Judge limits pickets at Goodyear plant

? A judge imposed restrictions on union picketing at the Goodyear Tire and Rubber Co. plant, after accusations of harassment and vandalism.

A restraining order, issued by Shawnee County District Judge Charles Andrews, prohibits the United Steelworkers from having more than 25 pickets in front of the plant at any time. It also bars union members from damaging property or harassing temporary employees.

The order, issued Thursday, was prompted by Goodyear’s allegations that strikers threw nails, impeded traffic into the plant and harassed workers crossing picket lines.

Ron Hoag, a member of Local 307, denied the accusations Saturday.
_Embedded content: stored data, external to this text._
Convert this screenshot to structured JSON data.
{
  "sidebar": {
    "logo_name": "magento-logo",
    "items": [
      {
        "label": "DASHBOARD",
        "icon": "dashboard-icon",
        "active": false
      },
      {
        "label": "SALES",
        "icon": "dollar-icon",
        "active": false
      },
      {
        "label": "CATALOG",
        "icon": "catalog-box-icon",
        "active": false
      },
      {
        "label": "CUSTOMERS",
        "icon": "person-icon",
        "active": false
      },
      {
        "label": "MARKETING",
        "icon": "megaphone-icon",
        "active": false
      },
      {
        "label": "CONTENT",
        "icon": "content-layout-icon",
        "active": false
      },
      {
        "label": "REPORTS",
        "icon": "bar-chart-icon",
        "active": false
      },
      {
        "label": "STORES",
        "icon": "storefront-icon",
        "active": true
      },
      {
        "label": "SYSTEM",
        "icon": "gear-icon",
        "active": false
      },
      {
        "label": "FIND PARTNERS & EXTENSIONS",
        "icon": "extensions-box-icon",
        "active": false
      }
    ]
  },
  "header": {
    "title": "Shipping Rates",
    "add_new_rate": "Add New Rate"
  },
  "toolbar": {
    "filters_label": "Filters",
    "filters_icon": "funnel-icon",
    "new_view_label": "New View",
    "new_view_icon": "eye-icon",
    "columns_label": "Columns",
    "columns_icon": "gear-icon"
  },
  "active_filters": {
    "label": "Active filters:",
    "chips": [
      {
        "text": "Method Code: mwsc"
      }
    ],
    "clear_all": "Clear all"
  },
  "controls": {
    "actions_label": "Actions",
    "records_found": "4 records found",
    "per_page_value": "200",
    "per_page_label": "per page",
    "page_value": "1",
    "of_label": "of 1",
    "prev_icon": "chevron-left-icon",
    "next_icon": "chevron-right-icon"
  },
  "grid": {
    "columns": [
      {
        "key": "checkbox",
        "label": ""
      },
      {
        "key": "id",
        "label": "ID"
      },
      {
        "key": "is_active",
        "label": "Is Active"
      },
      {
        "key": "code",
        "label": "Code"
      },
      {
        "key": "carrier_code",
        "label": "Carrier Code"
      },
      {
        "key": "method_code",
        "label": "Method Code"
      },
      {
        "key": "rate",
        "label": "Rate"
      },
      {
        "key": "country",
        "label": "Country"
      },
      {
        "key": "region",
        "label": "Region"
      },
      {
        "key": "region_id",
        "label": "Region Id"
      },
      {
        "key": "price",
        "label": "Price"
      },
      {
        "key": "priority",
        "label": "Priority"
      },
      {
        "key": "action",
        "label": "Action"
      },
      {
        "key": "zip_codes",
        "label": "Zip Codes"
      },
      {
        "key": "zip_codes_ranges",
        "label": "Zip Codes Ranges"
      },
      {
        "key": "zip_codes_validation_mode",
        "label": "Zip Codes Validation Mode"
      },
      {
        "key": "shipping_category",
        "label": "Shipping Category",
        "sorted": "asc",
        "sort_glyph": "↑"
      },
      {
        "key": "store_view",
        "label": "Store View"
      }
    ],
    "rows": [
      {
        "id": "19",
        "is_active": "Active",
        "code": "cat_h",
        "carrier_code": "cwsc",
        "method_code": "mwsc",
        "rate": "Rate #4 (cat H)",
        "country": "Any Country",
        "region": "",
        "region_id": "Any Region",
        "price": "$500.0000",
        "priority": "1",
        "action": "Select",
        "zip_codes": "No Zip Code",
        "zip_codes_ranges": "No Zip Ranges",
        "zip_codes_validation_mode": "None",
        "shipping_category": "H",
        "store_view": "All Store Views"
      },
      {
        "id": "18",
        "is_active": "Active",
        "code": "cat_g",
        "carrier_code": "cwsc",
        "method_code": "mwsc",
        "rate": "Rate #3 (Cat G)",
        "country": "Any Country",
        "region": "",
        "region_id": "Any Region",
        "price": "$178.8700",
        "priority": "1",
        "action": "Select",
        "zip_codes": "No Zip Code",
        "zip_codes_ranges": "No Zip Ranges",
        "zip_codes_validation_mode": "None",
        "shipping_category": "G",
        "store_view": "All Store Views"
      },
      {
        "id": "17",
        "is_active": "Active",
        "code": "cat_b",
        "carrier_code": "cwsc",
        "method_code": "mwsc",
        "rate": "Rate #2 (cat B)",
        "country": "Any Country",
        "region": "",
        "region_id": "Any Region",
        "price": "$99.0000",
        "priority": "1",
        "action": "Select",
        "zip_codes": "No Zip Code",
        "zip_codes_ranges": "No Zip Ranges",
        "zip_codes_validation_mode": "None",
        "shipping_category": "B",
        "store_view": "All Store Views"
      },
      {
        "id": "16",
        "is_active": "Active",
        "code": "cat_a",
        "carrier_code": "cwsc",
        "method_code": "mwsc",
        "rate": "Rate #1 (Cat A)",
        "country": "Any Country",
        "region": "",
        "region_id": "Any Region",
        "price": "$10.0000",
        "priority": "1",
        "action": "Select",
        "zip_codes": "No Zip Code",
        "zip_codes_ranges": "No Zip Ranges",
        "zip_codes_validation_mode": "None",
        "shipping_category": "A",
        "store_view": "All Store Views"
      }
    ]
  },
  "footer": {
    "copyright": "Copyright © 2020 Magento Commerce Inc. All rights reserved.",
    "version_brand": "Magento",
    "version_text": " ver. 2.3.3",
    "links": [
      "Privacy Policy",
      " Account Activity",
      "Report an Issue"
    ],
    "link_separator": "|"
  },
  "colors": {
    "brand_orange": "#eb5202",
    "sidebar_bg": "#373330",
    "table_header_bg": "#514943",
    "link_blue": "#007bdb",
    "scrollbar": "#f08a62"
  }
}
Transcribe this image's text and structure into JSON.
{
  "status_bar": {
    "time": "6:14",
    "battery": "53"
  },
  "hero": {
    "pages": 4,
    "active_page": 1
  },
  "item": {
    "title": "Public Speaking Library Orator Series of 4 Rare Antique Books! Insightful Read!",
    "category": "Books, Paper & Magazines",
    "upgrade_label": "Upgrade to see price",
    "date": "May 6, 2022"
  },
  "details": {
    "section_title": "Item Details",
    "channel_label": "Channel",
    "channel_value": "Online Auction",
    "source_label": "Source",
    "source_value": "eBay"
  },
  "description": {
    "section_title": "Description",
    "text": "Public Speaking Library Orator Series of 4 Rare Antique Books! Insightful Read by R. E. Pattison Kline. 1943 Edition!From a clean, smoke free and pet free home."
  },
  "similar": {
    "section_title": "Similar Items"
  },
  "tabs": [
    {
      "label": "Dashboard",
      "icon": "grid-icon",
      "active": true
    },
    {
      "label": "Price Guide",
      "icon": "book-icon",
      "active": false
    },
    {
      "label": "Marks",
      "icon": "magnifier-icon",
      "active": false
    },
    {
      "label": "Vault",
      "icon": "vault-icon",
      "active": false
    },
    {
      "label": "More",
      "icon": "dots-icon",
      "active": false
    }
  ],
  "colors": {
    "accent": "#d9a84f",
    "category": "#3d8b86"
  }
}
“There is nothing like that going on that I know of. We haven’t been fouling any locks. We don’t even have locks. Throwing nails? No. None of that,” said Hoag, who was serving as a strike captain on the picket line. “We can’t even hold our signs on sticks anymore because they say we’re using them as weapons.”

Andrews wrote in his order that there was evidence of a temporary worker being followed from the plant by union members and that they appeared to try to force the worker off the road.

The judge also found that union members spit on and verbally abused temporary workers, shone lights or flashed cameras in the eyes of people driving into the plant, pounded on vehicles passing the picket line and impeded traffic.

Hoag said temporary employees had harassed strikers.

“These people leave here, and they flash their money. They flip us the bird. They holler at us, so we holler back,” he said. “Then we get this restraining order. It’s just something Goodyear needs to do because they’re ignorant, and they got nothing else going on.”

Glen Griffith, vice president of Local 307, said the company was upset at the union’s show of strength in a Dec. 6 demonstration in which about 300 strikers were outside the plant as workers entered.

Griffith said there was some congestion as a result of the picket but that he had no knowledge of intimidation or vandalism.

Andrews set a hearing on the order for Jan. 3.